Parkinson Richard J, Bendok Bernard R, Getch Christopher C, Yashar Parham, Shaibani Ali, Ankenbrandt William, Awad Issam A, Batjer H Hunt
Department of Neurological Surgery, Northwestern University, Feinberg School of Medicine, Chicago, Illinois 60611, USA.
J Neurosurg. 2006 Sep;105(3):479-81. doi: 10.3171/jns.2006.105.3.479.

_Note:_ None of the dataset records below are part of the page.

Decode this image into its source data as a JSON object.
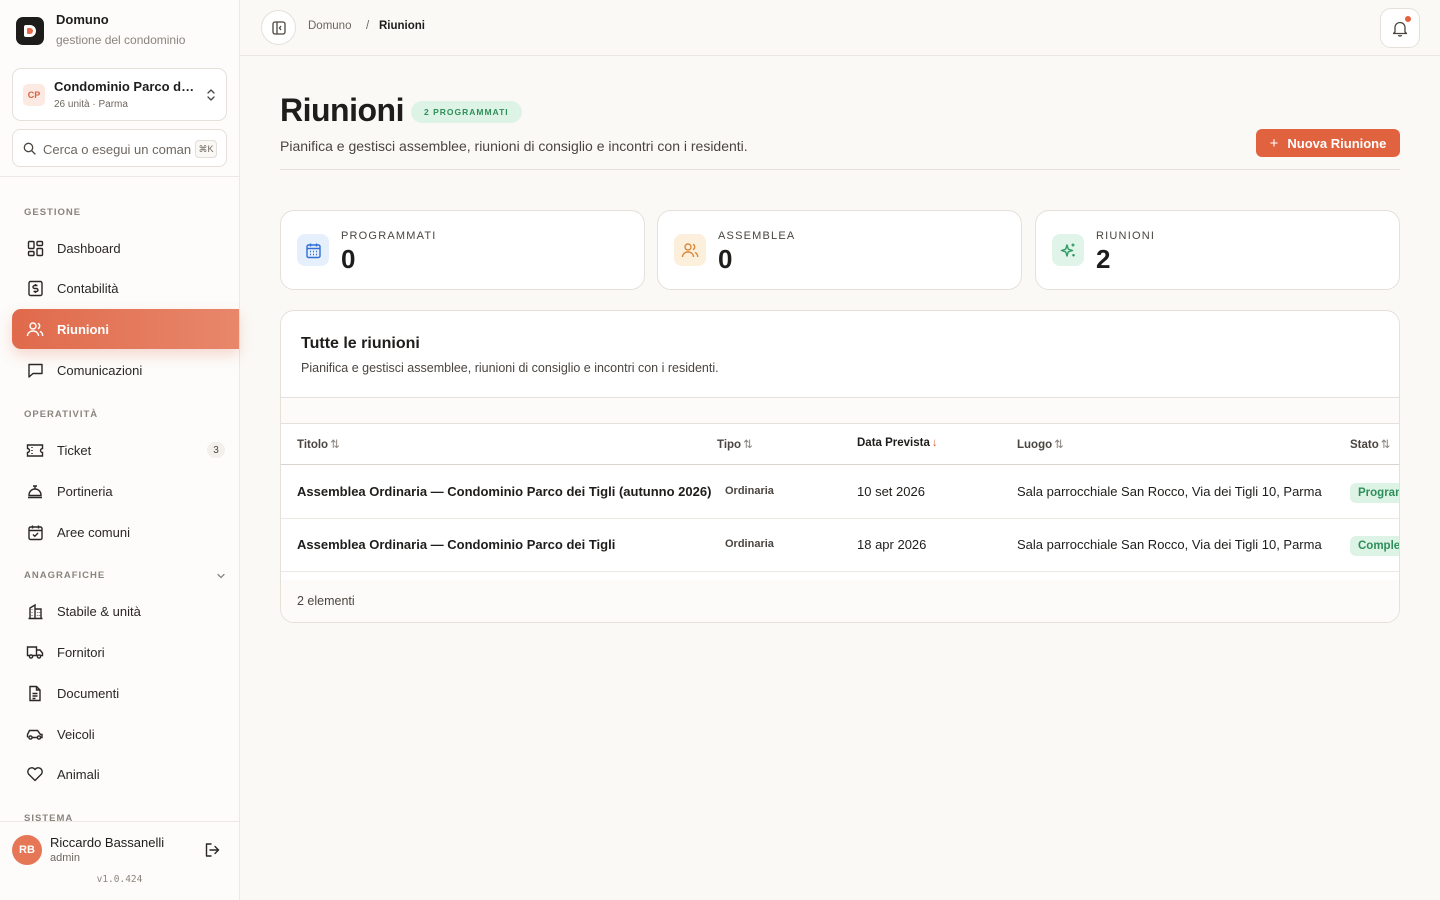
{
  "brand": {
    "name": "Domuno",
    "subtitle": "gestione del condominio"
  },
  "condo": {
    "initials": "CP",
    "name": "Condominio Parco dei Tigli",
    "meta": "26 unità · Parma"
  },
  "search": {
    "placeholder": "Cerca o esegui un comando",
    "shortcut": "⌘K"
  },
  "nav": {
    "sections": {
      "gestione": "GESTIONE",
      "operativita": "OPERATIVITÀ",
      "anagrafiche": "ANAGRAFICHE",
      "sistema": "SISTEMA"
    },
    "items": [
      {
        "label": "Dashboard",
        "icon": "dashboard-icon"
      },
      {
        "label": "Contabilità",
        "icon": "accounting-icon"
      },
      {
        "label": "Riunioni",
        "icon": "users-icon",
        "active": true
      },
      {
        "label": "Comunicazioni",
        "icon": "message-icon"
      },
      {
        "label": "Ticket",
        "icon": "ticket-icon",
        "count": "3"
      },
      {
        "label": "Portineria",
        "icon": "concierge-bell-icon"
      },
      {
        "label": "Aree comuni",
        "icon": "calendar-check-icon"
      },
      {
        "label": "Stabile & unità",
        "icon": "building-icon"
      },
      {
        "label": "Fornitori",
        "icon": "truck-icon"
      },
      {
        "label": "Documenti",
        "icon": "document-icon"
      },
      {
        "label": "Veicoli",
        "icon": "car-icon"
      },
      {
        "label": "Animali",
        "icon": "heart-icon"
      }
    ]
  },
  "user": {
    "initials": "RB",
    "name": "Riccardo Bassanelli",
    "role": "admin",
    "version": "v1.0.424"
  },
  "breadcrumb": {
    "root": "Domuno",
    "separator": "/",
    "current": "Riunioni"
  },
  "page": {
    "title": "Riunioni",
    "badge": "2 PROGRAMMATI",
    "subtitle": "Pianifica e gestisci assemblee, riunioni di consiglio e incontri con i residenti.",
    "new_button": "Nuova Riunione"
  },
  "stats": [
    {
      "label": "PROGRAMMATI",
      "value": "0",
      "icon": "calendar-icon",
      "color": "#2f6fd6",
      "bg": "#e6effc"
    },
    {
      "label": "ASSEMBLEA",
      "value": "0",
      "icon": "users-icon",
      "color": "#d9893a",
      "bg": "#fcefdc"
    },
    {
      "label": "RIUNIONI",
      "value": "2",
      "icon": "sparkles-icon",
      "color": "#2f9a63",
      "bg": "#e0f4e9"
    }
  ],
  "table": {
    "title": "Tutte le riunioni",
    "subtitle": "Pianifica e gestisci assemblee, riunioni di consiglio e incontri con i residenti.",
    "columns": [
      "Titolo",
      "Tipo",
      "Data Prevista",
      "Luogo",
      "Stato"
    ],
    "rows": [
      {
        "titolo": "Assemblea Ordinaria — Condominio Parco dei Tigli (autunno 2026)",
        "tipo": "Ordinaria",
        "data": "10 set 2026",
        "luogo": "Sala parrocchiale San Rocco, Via dei Tigli 10, Parma",
        "stato": "Programmata"
      },
      {
        "titolo": "Assemblea Ordinaria — Condominio Parco dei Tigli",
        "tipo": "Ordinaria",
        "data": "18 apr 2026",
        "luogo": "Sala parrocchiale San Rocco, Via dei Tigli 10, Parma",
        "stato": "Completata"
      }
    ],
    "footer": "2 elementi"
  }
}
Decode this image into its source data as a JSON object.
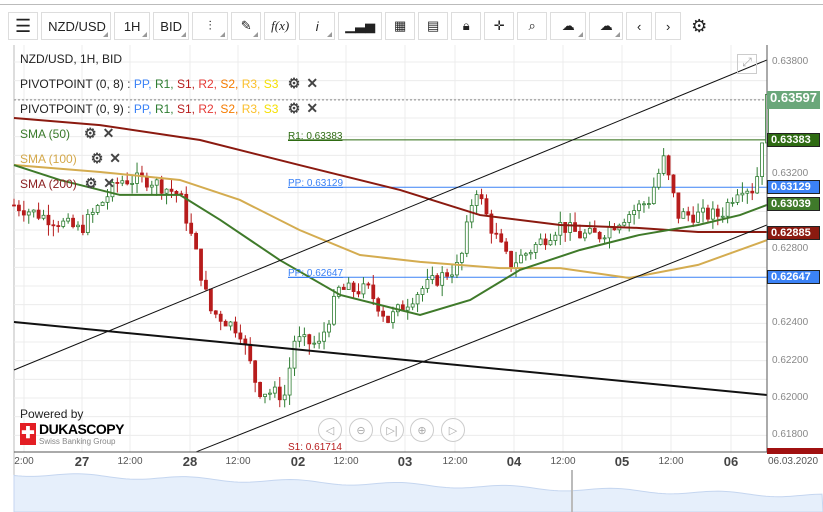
{
  "toolbar": {
    "symbol": "NZD/USD",
    "timeframe": "1H",
    "side": "BID",
    "fx": "f(x)",
    "info": "i"
  },
  "legend": {
    "title": "NZD/USD, 1H, BID",
    "pivot1": "PIVOTPOINT (0, 8)",
    "pivot2": "PIVOTPOINT (0, 9)",
    "pivot_parts": [
      ":",
      "PP,",
      "R1,",
      "S1,",
      "R2,",
      "S2,",
      "R3,",
      "S3"
    ],
    "pivot_colors": [
      "#444",
      "#3b82f6",
      "#2e7d32",
      "#b71c1c",
      "#e53935",
      "#f57c00",
      "#fbc02d",
      "#f5e000"
    ],
    "sma50": "SMA (50)",
    "sma100": "SMA (100)",
    "sma200": "SMA (200)"
  },
  "pivots": {
    "r1": "R1: 0.63383",
    "pp": "PP: 0.63129",
    "pp2": "PP: 0.62647",
    "s1": "S1: 0.61714"
  },
  "price_ticks": [
    "0.63800",
    "0.63200",
    "0.62800",
    "0.62400",
    "0.62200",
    "0.62000",
    "0.61800"
  ],
  "price_tick_values": [
    0.638,
    0.632,
    0.628,
    0.624,
    0.622,
    0.62,
    0.618
  ],
  "price_badges": [
    {
      "label": "0.63597",
      "value": 0.63597,
      "color": "#6aa77a"
    },
    {
      "label": "0.63383",
      "value": 0.63383,
      "color": "#2e6b12"
    },
    {
      "label": "0.63129",
      "value": 0.63129,
      "color": "#3b82f6"
    },
    {
      "label": "0.63039",
      "value": 0.63039,
      "color": "#3f7a2a"
    },
    {
      "label": "0.62885",
      "value": 0.62885,
      "color": "#8b1a10"
    },
    {
      "label": "0.62647",
      "value": 0.62647,
      "color": "#3b82f6"
    }
  ],
  "time_labels": [
    {
      "t": "2:00",
      "day": false
    },
    {
      "t": "27",
      "day": true
    },
    {
      "t": "12:00",
      "day": false
    },
    {
      "t": "28",
      "day": true
    },
    {
      "t": "12:00",
      "day": false
    },
    {
      "t": "02",
      "day": true
    },
    {
      "t": "12:00",
      "day": false
    },
    {
      "t": "03",
      "day": true
    },
    {
      "t": "12:00",
      "day": false
    },
    {
      "t": "04",
      "day": true
    },
    {
      "t": "12:00",
      "day": false
    },
    {
      "t": "05",
      "day": true
    },
    {
      "t": "12:00",
      "day": false
    },
    {
      "t": "06",
      "day": true
    },
    {
      "t": "06.03.2020",
      "day": false
    }
  ],
  "branding": {
    "powered": "Powered by",
    "name": "DUKASCOPY",
    "sub": "Swiss Banking Group"
  },
  "price_path": [
    [
      0,
      0.63034
    ],
    [
      13.4,
      0.629
    ],
    [
      21.5,
      0.63168
    ],
    [
      27.6,
      0.63168
    ],
    [
      33.7,
      0.63088
    ],
    [
      36.8,
      0.62793
    ],
    [
      39.8,
      0.62471
    ],
    [
      45.9,
      0.62364
    ],
    [
      49.6,
      0.62043
    ],
    [
      55,
      0.62016
    ],
    [
      57,
      0.62311
    ],
    [
      62,
      0.62284
    ],
    [
      66,
      0.62579
    ],
    [
      72,
      0.62579
    ],
    [
      76,
      0.62418
    ],
    [
      82.5,
      0.62579
    ],
    [
      90.6,
      0.62713
    ],
    [
      93.7,
      0.63141
    ],
    [
      96.7,
      0.62927
    ],
    [
      100.8,
      0.62713
    ],
    [
      104.9,
      0.62793
    ],
    [
      111,
      0.62927
    ],
    [
      115,
      0.62873
    ],
    [
      119,
      0.62873
    ],
    [
      123,
      0.62954
    ],
    [
      129,
      0.63061
    ],
    [
      132,
      0.63275
    ],
    [
      135,
      0.6298
    ],
    [
      139,
      0.6298
    ],
    [
      143.5,
      0.6298
    ],
    [
      147.5,
      0.63141
    ],
    [
      150.6,
      0.63114
    ],
    [
      153,
      0.63597
    ]
  ],
  "sma200": [
    [
      0,
      0.635
    ],
    [
      17.5,
      0.63462
    ],
    [
      37.8,
      0.63382
    ],
    [
      58,
      0.63248
    ],
    [
      78.5,
      0.63114
    ],
    [
      94.7,
      0.6298
    ],
    [
      111,
      0.62927
    ],
    [
      127,
      0.62911
    ],
    [
      139,
      0.62889
    ],
    [
      153,
      0.62889
    ]
  ],
  "sma100": [
    [
      0,
      0.63248
    ],
    [
      17.5,
      0.63211
    ],
    [
      33.7,
      0.63168
    ],
    [
      45.9,
      0.63061
    ],
    [
      58,
      0.629
    ],
    [
      70.3,
      0.62766
    ],
    [
      82.5,
      0.62729
    ],
    [
      98.8,
      0.62696
    ],
    [
      111,
      0.62696
    ],
    [
      125,
      0.62643
    ],
    [
      139,
      0.62713
    ],
    [
      153,
      0.62846
    ]
  ],
  "sma50": [
    [
      0,
      0.63248
    ],
    [
      9.3,
      0.63168
    ],
    [
      21.5,
      0.63088
    ],
    [
      33.7,
      0.63088
    ],
    [
      41.9,
      0.62954
    ],
    [
      54,
      0.62739
    ],
    [
      66.3,
      0.62552
    ],
    [
      82.5,
      0.62445
    ],
    [
      92.7,
      0.62525
    ],
    [
      102.8,
      0.62686
    ],
    [
      115,
      0.62793
    ],
    [
      127,
      0.62873
    ],
    [
      139,
      0.62927
    ],
    [
      147.5,
      0.6298
    ],
    [
      153,
      0.63034
    ]
  ],
  "trendlines": [
    [
      [
        0,
        0.6215
      ],
      [
        153,
        0.63811
      ]
    ],
    [
      [
        37,
        0.61711
      ],
      [
        153,
        0.62927
      ]
    ],
    [
      [
        0,
        0.62407
      ],
      [
        153,
        0.62016
      ]
    ]
  ],
  "pivot_levels": {
    "r1": 0.63383,
    "pp": 0.63129,
    "pp2": 0.62647,
    "s1": 0.61714,
    "last": 0.63597
  }
}
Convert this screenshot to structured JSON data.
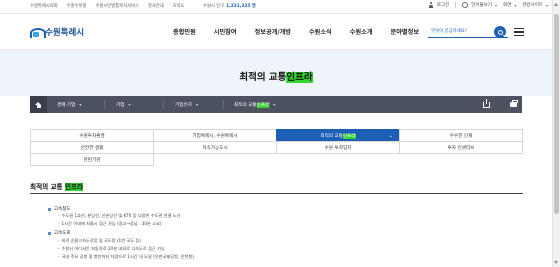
{
  "util_bar": {
    "links": [
      "수원특례시의회",
      "수원수목원",
      "수원시민발통복지서비스",
      "청사안내",
      "조직도"
    ],
    "population_label": "수원시 인구",
    "population_value": "1,231,325 명",
    "login_label": "로그인",
    "language_label": "언어불보기",
    "size_label": "화면",
    "sitemap_label": "관련사이트"
  },
  "header": {
    "logo_text": "수원특례시",
    "nav": [
      "종합민원",
      "시민참여",
      "정보공개/개방",
      "수원소식",
      "수원소개",
      "분야별정보"
    ],
    "search_placeholder": "무엇이 궁금하세요?"
  },
  "hero": {
    "title_prefix": "최적의 교통",
    "title_highlight": "인프라"
  },
  "breadcrumb": {
    "items": [
      "경제·기업",
      "기업",
      "기업유치",
      "최적의 교통"
    ],
    "last_highlight": "인프라"
  },
  "tabs": [
    {
      "label": "수원투자환경"
    },
    {
      "label": "기업특례시, 수원특례시"
    },
    {
      "label": "최적의 교통",
      "highlight": "인프라"
    },
    {
      "label": "우수한 인재"
    },
    {
      "label": "안전한 생활"
    },
    {
      "label": "지속가능도시"
    },
    {
      "label": "수원 투자입지"
    },
    {
      "label": "투자 인센티브"
    },
    {
      "label": "관련기관"
    }
  ],
  "content": {
    "title_prefix": "최적의 교통 ",
    "title_highlight": "인프라",
    "sections": [
      {
        "heading": "고속철도",
        "items": [
          "수도권 1호선, 분당선, 신분당선 및 KTX 등 다양한 수도권 연결 노선",
          "1시간 이내에 서울시 접근 가능 (광교→강남 : 30분 소요)"
        ]
      },
      {
        "heading": "고속도로",
        "items": [
          "외곽 순환고속도로망 및 국도망 (1번 국도 등)",
          "수원시 어디서든 자동차로 20분 내외로 고속도로 접근 가능",
          "국내 주요 공항 및 항만까지 차량으로 1시간 내 도달 (인천국제공항, 인천항)"
        ]
      }
    ]
  },
  "colors": {
    "primary": "#1d5fb5",
    "highlight": "#35d330",
    "breadcrumb_bg": "#4d5260",
    "hero_bg": "#eef4fa"
  }
}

The treatment of large and giant paraclinoid carotid artery (CA) aneurysms often requires the use of suction decompression for safe and effective occlusion. Both open and endovascular suction decompression techniques have been described previously. In this article the authors describe a revised endovascular suction decompression technique that provides several advantages in the treatment of large and giant paraclinoid and CA aneurysms. A 51-year-old woman presented with a relatively brief history of progressive visual loss in the right eye, nonspecific headache, and an afferent pupillary defect. After angiography studies had been obtained, it was determined that she had a giant right paraclinoid internal CA aneurysm with a dome size of approximately 26 mm on the right and a neck diameter of 10 mm. A modified technique was performed in which suction decompression was used. With the aid of a No. 7 French Concentric balloon guide catheter (Concentric Medical, Inc., Mountain View, CA) and application of a temporary clip distal to the aneurysm, the aneurysm was trapped and decompressed using retrograde suction through the guide catheter when the balloon was inflated. After satisfactory placement of three permanent clips, an intraoperative angiogram obtained through the same guide catheter confirmed CA patency. The aneurysm was then punctured and aspirated, ensuring complete occlusion of the aneurysm sac and reconstruction of the parent vessel. The patient made an excellent recovery and did not suffer any complications. She did not experience worsening in her vision. This technical modification to endovascular suction decompression allows several potential advantages, including higher volume decompression and the ability to deliver endovascular devices to distal arterial locations.
大型和巨大型海绵窦旁颈内动脉(CA)动脉瘤的治疗通常需要采用吸引减压术以实现安全有效的闭塞。开放和血管内吸引减压技术此前均有描述。在本文中,作者描述了一种改良的血管内吸引减压技术,该技术在治疗大型和巨大型海绵窦旁及颈内动脉瘤方面具有诸多优势。一名51岁女性,右眼渐进性视力丧失病史相对较短,伴有非特异性头痛及传入性瞳孔障碍。在进行血管造影检查后,确定她患有巨大的右侧海绵窦旁颈内动脉瘤,右侧瘤顶大小约为26mm,瘤颈直径为10mm。采用了一种改良技术,即使用吸引减压术。借助一根7号法国同心球囊导引导管(同心医疗公司,加利福尼亚州山景城),并在动脉瘤远端应用临时夹,当球囊充盈时,通过导引导管进行逆行吸引,将动脉瘤夹闭并减压。在满意地放置三个永久性夹后,通过同一导引导管获得的术中血管造影证实颈内动脉通畅。然后对动脉瘤进行穿刺抽吸,确保动脉瘤囊完全闭塞且母血管得以重建。患者恢复良好,未出现任何并发症。其视力也未恶化。这种对血管内吸引减压技术的改良具有若干潜在优势,包括更高容量的减压以及将血管内装置送达远端动脉位置的能力。